Though I'm more than a little confused by your "agree with" comment. Dr. Ali provides an overview, with reference citations, of the variety of positions contemporary Muslims hold regarding the "standard" view (as transmitted in Sahih Bukhari) of the age of Ai'sha at the time of her marriage. There's nothing to "agree with" or "disagree with", unless you think that Muslims don't actually hold the different views she describes and she's making the whole thing up.

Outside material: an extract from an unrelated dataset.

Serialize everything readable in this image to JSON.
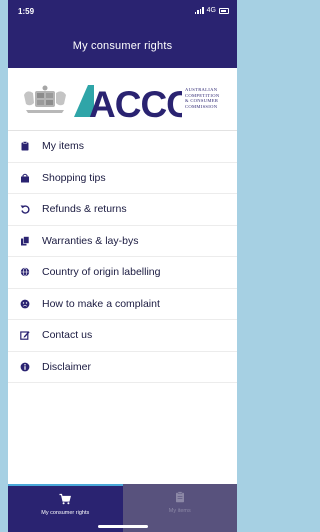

EDIT: Are you worried, based on the title and my description of the author, that this is some kind of wishy-washy liberal Muslim apologetic piece? Because it's not...Dr. Ali pulls no punches when it comes to describing the entire range of beliefs and theology and jurisprudence in the Muslim world, both historically and today, regarding sexuality in Islam. She does draw her own conclusions and poses her own questions, but she is also very careful to separate her own analyses and criticisms from her descriptions of the views held by both classical and modern Islamic jurists. Her book is an overview and critical examination (in the academic sense of the word) of the history and application and modern theologic implications of the Qur'an and the hadith regarding both male and female sexual mores in Islamic jurisprudence; it is not, nor is it intended to be, a polemic or apologetic of any sort.